To lunge feed, whales swim rapidly toward schools of small fish with their mouths open, then close their mouths and filter out the water.

Bubble feeding, which is unique to humpbacks, occurs when two or more whales swim in a shrinking circle blowing bubbles beneath a school of fish, forming a net. The whales then suddenly swim up through the bubbles and swallow thousands of fish in one gulp.

Humpbacks, which are listed as threatened, were almost wiped out by whaling around the B.C. and Washington coast, but started returning in 2004 after an absence of nearly four decades.

This year, even marine biologist Anna Hall, science adviser to the Whale Watch Association, is surprised by the numbers.
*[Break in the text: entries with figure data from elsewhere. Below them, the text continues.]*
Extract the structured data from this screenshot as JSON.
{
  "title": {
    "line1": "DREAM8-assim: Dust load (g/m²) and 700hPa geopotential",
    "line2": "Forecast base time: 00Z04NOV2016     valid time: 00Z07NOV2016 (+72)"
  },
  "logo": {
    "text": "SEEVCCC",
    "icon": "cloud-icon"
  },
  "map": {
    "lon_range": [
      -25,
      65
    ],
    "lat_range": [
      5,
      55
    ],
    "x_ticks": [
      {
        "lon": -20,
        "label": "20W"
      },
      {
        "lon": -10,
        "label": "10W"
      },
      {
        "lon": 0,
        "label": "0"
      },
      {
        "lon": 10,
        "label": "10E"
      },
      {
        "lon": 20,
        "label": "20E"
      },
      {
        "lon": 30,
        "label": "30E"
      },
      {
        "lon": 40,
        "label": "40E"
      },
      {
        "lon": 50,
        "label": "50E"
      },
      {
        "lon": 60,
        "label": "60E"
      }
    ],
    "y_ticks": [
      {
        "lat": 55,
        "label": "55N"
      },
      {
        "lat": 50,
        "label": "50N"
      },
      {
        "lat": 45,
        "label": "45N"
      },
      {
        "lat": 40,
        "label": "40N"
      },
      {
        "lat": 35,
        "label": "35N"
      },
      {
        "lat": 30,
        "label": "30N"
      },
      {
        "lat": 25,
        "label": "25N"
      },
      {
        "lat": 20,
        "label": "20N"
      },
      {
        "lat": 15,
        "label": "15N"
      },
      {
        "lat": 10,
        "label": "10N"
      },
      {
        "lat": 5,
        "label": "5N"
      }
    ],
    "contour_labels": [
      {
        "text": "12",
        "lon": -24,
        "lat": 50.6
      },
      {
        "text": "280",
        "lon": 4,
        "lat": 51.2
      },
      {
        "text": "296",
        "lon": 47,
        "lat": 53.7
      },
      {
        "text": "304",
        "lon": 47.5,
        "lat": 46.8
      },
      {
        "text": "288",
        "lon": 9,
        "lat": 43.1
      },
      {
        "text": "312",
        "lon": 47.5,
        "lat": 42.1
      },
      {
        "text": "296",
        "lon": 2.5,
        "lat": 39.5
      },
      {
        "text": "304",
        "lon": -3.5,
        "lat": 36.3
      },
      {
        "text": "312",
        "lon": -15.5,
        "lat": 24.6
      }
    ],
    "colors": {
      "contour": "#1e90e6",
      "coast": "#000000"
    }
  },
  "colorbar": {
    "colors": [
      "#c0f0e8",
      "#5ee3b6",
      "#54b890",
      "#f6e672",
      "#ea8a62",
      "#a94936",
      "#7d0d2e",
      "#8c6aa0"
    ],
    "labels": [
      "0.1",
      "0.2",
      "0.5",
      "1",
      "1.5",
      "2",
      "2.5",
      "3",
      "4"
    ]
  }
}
“We’re seeing them almost every day out there, sometimes doing spectacular things,” she said.

Humpbacks, which can grow to 15 metres and weigh 40 tonnes, put on dramatic displays when they breach — hurling themselves out of the water, twisting in the air and then crashing back into the water.

It is a good sign that humpbacks are now bringing young calves into the area, Hall said.

“The mothers seem to feel this is a safe place to take the calves,” she said. “There appears to be plenty of food to sustain her, while also weaning her baby and teaching it how to feed. This is great news.”

The Washington-based Cascadia Research Collective, a non-profit organization, estimates about 1,600 humpbacks feed off the West Coast, with about 500 of those off Washington and B.C.

They feed from spring to fall before migrating south.

It is believed there are more than 18,000 humpbacks in the North Pacific, up from about 1,500 when whale hunting was banned in 1966.